From c5903bd6ab73466d63dabba09da1f26c02419961 Mon Sep 17 00:00:00 2001
From: Moriyoshi Koizumi <moriyoshi@php.net>
Date: Tue, 24 Feb 2009 13:22:47 +0000
Subject: [PATCH] - MFH: strictly check UTF-8 and UTF-32 validity

---
 ext/mbstring/libmbfl/filters/mbfilter_utf32.c |  16 +-
 ext/mbstring/libmbfl/filters/mbfilter_utf8.c  |   9 +-
 ext/mbstring/libmbfl/mbfl/mbfl_consts.h       |   1 +
 .../tests/illformed_utf_sequences.phpt        | 148 ++++++++++++++++++
 4 files changed, 167 insertions(+), 7 deletions(-)

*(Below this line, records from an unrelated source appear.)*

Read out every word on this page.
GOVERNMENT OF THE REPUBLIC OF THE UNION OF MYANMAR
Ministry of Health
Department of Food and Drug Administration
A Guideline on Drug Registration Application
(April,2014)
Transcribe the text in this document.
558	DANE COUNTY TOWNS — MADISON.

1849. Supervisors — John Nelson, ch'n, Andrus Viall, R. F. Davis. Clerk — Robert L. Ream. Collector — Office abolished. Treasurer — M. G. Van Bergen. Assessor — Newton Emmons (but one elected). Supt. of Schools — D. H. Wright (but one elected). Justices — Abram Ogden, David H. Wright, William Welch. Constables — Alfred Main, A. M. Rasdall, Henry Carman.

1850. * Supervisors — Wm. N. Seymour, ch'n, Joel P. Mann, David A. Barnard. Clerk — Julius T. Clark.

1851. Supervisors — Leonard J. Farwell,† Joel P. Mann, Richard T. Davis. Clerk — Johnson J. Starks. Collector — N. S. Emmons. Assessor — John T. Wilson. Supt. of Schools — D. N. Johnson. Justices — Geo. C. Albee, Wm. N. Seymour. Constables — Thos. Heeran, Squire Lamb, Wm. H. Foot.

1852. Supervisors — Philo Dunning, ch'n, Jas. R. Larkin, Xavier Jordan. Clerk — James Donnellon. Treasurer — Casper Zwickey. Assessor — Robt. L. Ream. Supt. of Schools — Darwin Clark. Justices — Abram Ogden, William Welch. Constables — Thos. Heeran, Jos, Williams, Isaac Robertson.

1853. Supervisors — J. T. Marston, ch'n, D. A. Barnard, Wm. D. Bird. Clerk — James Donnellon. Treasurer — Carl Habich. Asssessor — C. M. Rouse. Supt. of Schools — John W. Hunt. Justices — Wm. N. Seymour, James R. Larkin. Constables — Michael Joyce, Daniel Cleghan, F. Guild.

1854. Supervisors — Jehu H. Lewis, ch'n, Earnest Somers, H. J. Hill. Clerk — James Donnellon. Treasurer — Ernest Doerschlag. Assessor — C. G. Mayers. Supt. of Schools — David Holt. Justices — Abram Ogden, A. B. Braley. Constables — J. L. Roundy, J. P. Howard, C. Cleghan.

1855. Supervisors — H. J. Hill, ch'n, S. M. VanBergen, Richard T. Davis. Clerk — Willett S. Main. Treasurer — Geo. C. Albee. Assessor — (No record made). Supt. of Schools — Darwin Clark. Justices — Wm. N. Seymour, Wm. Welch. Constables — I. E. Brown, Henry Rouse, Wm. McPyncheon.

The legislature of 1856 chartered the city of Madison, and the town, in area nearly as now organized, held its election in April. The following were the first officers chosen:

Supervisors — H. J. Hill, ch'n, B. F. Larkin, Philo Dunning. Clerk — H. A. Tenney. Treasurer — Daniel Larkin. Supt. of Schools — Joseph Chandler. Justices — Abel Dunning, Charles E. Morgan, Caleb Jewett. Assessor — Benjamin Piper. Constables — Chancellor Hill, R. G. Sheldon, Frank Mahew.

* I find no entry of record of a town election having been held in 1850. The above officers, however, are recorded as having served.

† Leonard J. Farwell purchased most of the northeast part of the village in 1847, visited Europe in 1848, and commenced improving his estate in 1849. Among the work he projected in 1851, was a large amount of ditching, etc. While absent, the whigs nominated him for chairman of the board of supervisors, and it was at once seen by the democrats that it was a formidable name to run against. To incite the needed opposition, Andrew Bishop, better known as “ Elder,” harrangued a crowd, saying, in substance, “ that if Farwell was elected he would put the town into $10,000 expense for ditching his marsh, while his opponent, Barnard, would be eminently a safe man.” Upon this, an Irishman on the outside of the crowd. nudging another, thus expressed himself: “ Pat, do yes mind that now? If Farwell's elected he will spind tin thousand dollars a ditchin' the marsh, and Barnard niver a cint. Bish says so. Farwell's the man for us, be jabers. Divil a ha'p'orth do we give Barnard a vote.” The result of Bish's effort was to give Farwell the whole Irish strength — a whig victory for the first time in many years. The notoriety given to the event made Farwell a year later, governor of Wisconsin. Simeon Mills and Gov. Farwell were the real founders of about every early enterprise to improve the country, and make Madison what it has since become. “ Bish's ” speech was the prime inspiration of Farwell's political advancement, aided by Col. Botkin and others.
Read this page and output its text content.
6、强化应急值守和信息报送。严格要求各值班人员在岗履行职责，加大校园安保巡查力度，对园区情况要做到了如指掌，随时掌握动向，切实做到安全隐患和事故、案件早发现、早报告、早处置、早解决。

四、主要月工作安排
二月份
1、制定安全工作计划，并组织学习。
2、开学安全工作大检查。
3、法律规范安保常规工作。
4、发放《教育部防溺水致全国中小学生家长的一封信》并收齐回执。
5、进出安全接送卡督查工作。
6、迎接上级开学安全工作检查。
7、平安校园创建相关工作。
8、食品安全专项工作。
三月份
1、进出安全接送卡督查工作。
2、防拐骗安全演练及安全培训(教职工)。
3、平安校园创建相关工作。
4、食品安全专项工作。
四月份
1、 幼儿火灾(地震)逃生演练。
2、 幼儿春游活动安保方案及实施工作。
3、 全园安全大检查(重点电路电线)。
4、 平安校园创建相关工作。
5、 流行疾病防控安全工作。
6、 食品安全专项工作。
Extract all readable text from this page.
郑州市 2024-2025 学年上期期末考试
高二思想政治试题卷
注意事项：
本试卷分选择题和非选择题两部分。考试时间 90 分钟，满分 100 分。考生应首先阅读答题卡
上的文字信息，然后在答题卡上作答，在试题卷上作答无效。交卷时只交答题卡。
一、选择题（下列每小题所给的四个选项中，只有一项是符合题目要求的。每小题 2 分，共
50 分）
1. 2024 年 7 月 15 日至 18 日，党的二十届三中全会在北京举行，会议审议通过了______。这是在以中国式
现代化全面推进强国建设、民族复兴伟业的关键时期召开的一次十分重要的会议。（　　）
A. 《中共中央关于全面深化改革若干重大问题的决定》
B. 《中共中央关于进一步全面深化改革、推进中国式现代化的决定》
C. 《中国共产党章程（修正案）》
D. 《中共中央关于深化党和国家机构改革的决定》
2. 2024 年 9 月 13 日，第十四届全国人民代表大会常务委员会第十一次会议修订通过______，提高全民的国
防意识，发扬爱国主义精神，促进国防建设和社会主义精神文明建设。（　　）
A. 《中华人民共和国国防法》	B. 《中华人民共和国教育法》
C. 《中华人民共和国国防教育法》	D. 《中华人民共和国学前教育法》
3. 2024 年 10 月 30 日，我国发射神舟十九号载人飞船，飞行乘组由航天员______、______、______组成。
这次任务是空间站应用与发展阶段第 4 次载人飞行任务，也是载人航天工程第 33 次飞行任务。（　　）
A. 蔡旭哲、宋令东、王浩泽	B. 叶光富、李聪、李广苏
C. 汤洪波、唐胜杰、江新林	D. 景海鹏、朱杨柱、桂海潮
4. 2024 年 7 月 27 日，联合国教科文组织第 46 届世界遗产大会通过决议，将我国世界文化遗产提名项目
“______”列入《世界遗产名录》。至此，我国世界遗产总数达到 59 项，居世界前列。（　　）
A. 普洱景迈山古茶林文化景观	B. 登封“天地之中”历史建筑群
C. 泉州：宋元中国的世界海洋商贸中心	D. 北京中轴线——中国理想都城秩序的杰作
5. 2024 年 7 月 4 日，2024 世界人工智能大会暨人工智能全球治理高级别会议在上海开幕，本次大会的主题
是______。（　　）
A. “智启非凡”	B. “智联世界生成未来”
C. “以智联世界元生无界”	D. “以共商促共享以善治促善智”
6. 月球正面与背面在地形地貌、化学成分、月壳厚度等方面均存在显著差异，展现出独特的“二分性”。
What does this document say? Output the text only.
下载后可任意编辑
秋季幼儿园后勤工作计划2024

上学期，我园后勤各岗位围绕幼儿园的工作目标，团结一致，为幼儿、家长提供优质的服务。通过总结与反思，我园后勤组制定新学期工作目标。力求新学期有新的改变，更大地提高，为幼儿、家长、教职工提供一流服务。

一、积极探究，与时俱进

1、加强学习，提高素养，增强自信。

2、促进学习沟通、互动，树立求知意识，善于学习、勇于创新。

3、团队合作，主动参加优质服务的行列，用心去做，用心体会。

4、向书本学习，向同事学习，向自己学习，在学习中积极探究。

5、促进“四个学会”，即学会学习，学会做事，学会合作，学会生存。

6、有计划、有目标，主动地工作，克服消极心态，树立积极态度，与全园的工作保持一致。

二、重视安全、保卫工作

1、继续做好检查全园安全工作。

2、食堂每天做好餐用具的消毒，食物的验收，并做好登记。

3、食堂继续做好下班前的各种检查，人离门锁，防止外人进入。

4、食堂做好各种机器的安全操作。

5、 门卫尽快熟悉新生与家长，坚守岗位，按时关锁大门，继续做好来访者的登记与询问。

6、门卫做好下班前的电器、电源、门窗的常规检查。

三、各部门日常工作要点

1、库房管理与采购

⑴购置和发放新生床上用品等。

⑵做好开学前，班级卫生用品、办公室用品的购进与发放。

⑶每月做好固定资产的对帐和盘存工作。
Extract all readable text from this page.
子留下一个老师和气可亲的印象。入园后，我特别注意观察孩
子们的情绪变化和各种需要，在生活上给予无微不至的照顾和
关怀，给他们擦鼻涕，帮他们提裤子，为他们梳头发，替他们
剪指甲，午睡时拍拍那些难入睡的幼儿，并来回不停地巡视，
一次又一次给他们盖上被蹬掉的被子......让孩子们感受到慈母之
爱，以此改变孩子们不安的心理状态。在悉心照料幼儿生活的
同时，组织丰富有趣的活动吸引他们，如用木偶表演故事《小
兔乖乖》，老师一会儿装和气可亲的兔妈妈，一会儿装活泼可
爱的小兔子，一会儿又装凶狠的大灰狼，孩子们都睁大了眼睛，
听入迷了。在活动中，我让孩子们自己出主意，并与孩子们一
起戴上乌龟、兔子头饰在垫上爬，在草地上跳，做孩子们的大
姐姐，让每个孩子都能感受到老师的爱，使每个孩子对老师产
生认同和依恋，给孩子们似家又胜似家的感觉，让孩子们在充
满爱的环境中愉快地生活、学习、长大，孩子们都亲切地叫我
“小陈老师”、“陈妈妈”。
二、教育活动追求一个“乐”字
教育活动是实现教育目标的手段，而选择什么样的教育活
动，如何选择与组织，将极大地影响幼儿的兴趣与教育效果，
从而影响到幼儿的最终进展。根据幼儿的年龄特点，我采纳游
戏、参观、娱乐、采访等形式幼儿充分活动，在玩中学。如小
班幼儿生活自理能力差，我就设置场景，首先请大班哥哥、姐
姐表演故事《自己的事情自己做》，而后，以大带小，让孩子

 create mode 100644 ext/mbstring/tests/illformed_utf_sequences.phpt

diff --git a/ext/mbstring/libmbfl/filters/mbfilter_utf32.c b/ext/mbstring/libmbfl/filters/mbfilter_utf32.c
index 4b0e9b9e0f..56d6dd4c97 100644
--- a/ext/mbstring/libmbfl/filters/mbfilter_utf32.c
+++ b/ext/mbstring/libmbfl/filters/mbfilter_utf32.c
@@ -171,7 +171,9 @@ int mbfl_filt_conv_utf32_wchar(int c, mbfl_convert_filter *filter)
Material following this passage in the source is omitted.